Стояла тишина. Воин ждал. Вдруг он насторожился, его глаза под черной решеткой забрала широко распахнулись.
Вдалеке по тропинке среди леса двигался человек. И это был Изгнанник, Враг, которого он и ждал.
Воин удовлетворенно хмыкнул и сел чуть прямее.
Если бы вы могли рассмотреть Изгнанника вблизи (а воин этого сделать не мог, слишком уж высоко он забрался), то удивились бы, как мало у него общего с большинством Изгнанников-Отщепенцев. Трудно было поверить, что этот человек всего два часа назад освобождал драконов прямо из-под носа у Гостедавов, действуя с ловкостью и уверенностью героя.

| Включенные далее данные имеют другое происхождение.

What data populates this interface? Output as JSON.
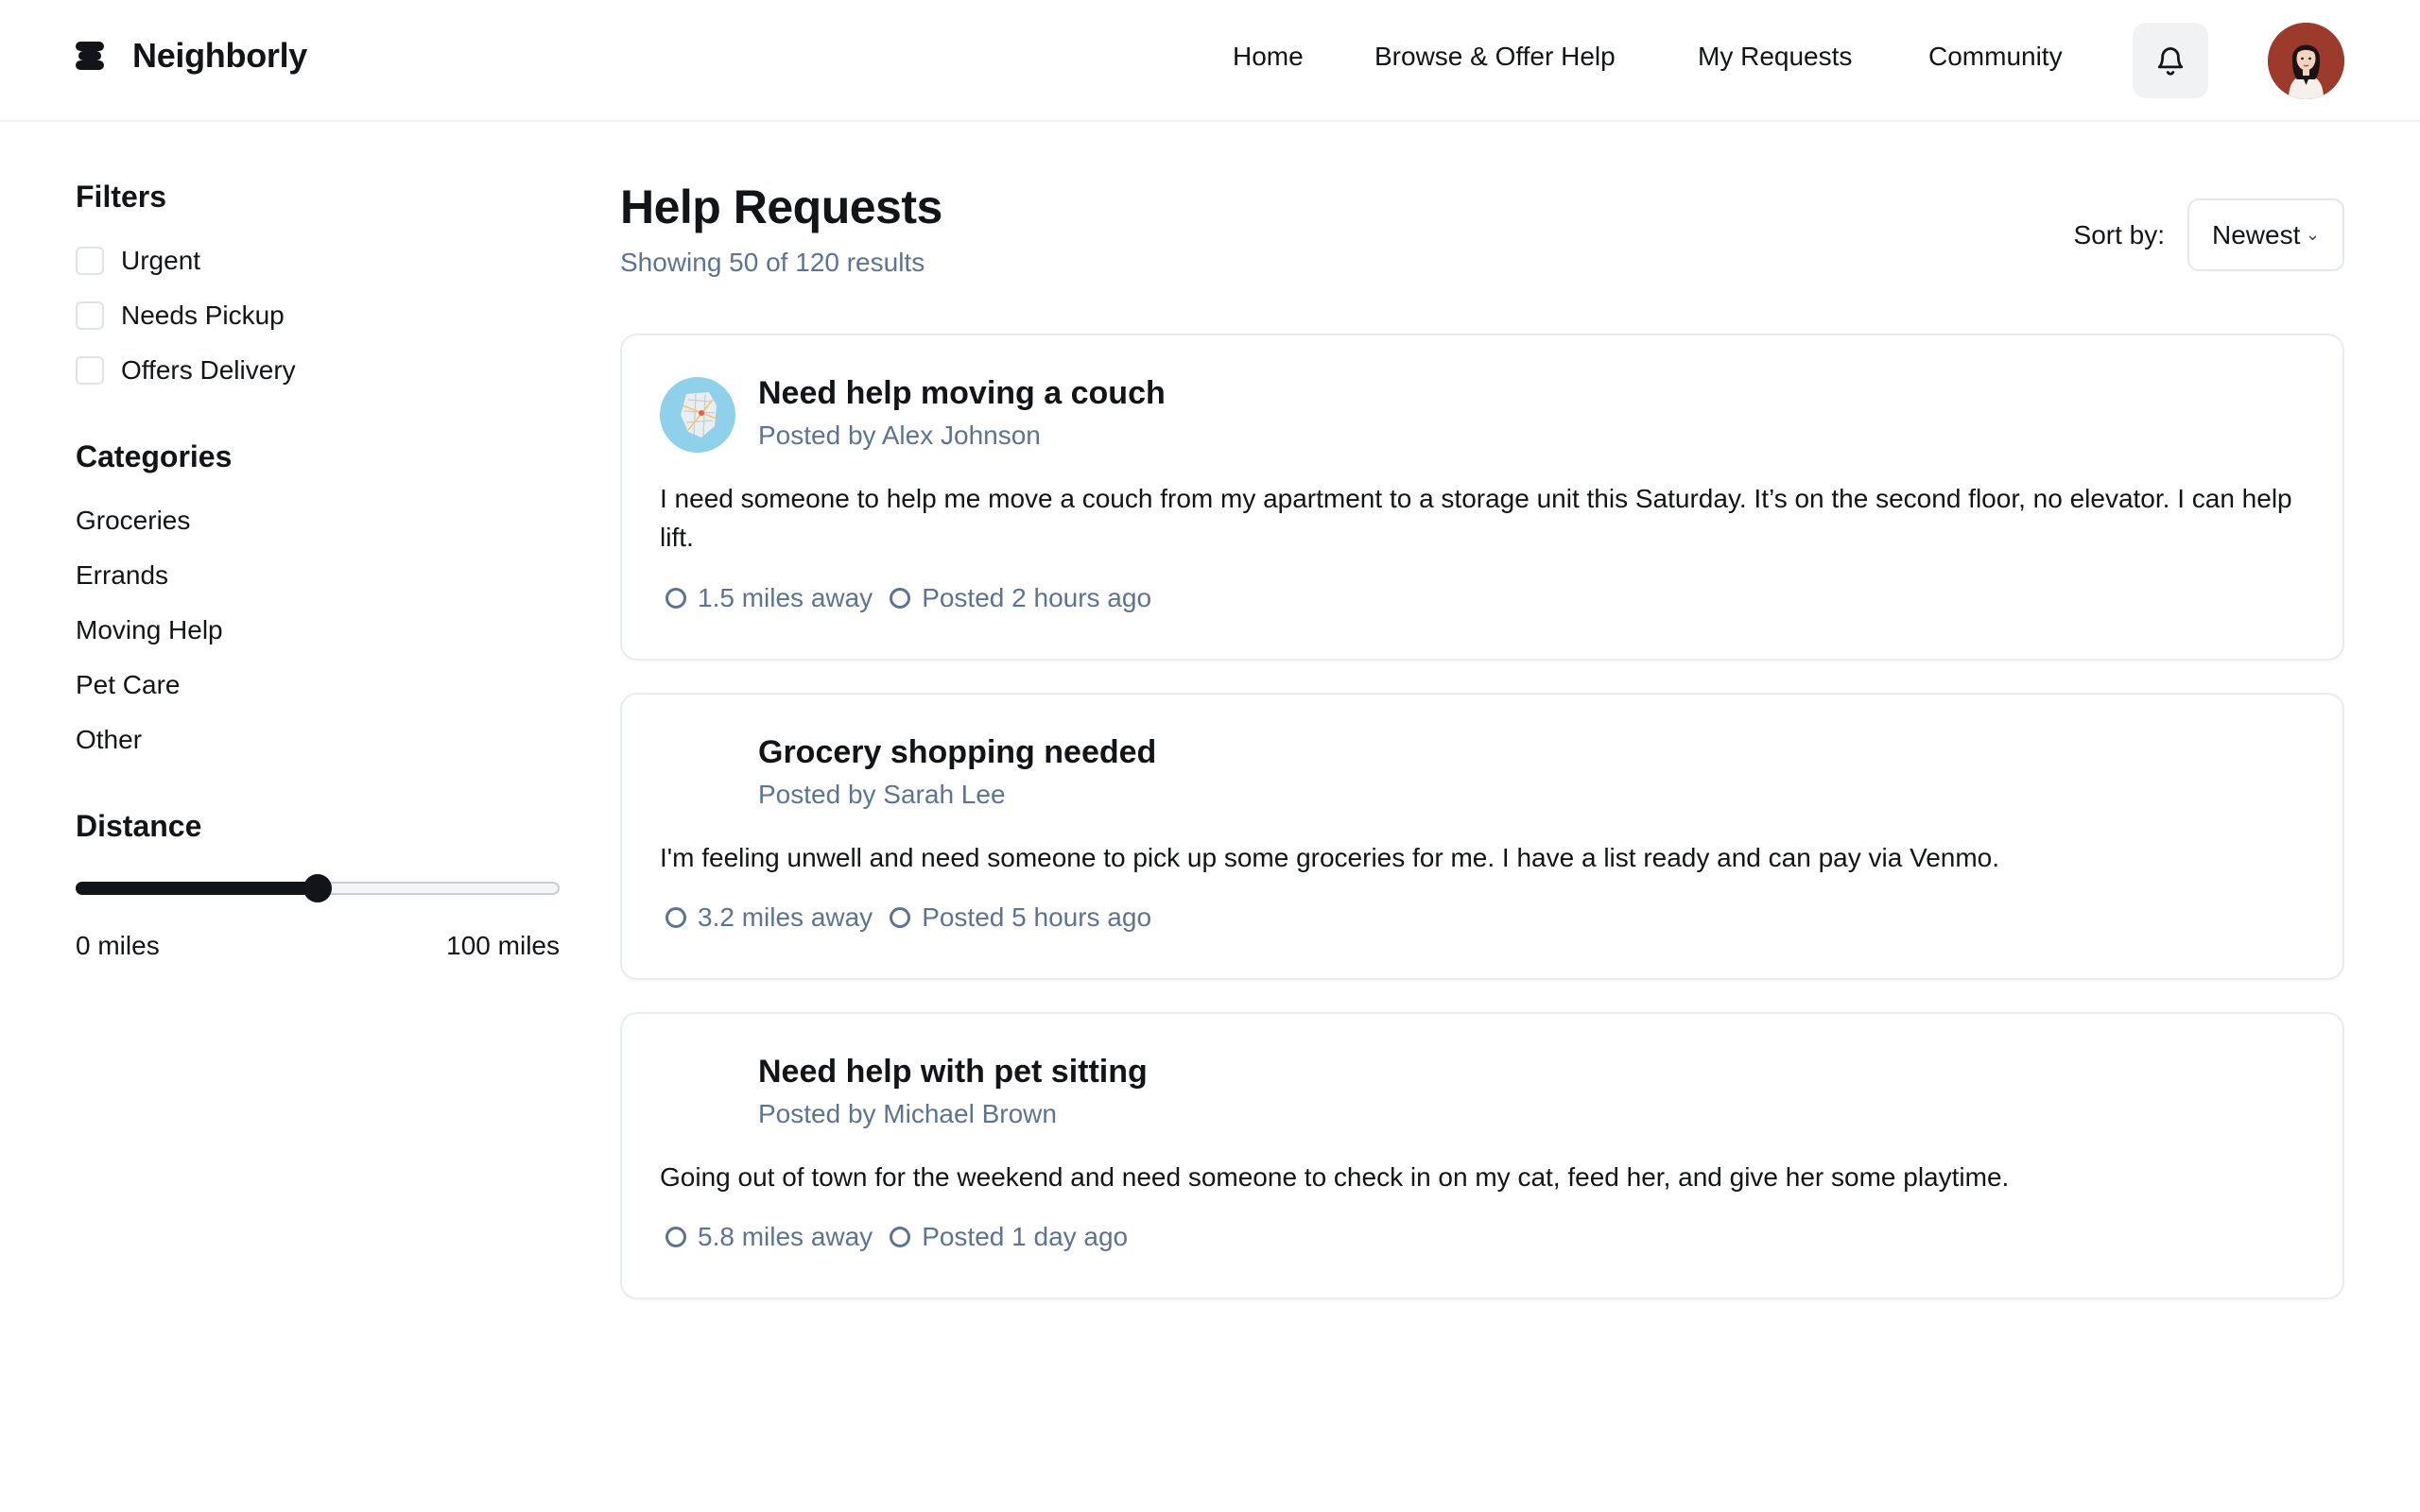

Это был мальчик лет четырнадцати, тощий и весьма непримечательный на вид. На лбу у него выделялась темно-лиловая метка в виде дракона, которую люди называли Клеймом раба. Звали его Иккинг Кровожадный Карасик III.
Иккинг уже год не спал в кровати, все по кронам деревьев да в пещерах. Питался он орехами и ягодами и тем, что удавалось, трясясь от страха, стянуть в спящих викингских деревнях. День за днем рисковал он жизнью, ломая капканы, поставленные викингами на драконов, и постоянно удирая и от людей, и от их жутких противников. Мятежные драконы преследовали его неустанно.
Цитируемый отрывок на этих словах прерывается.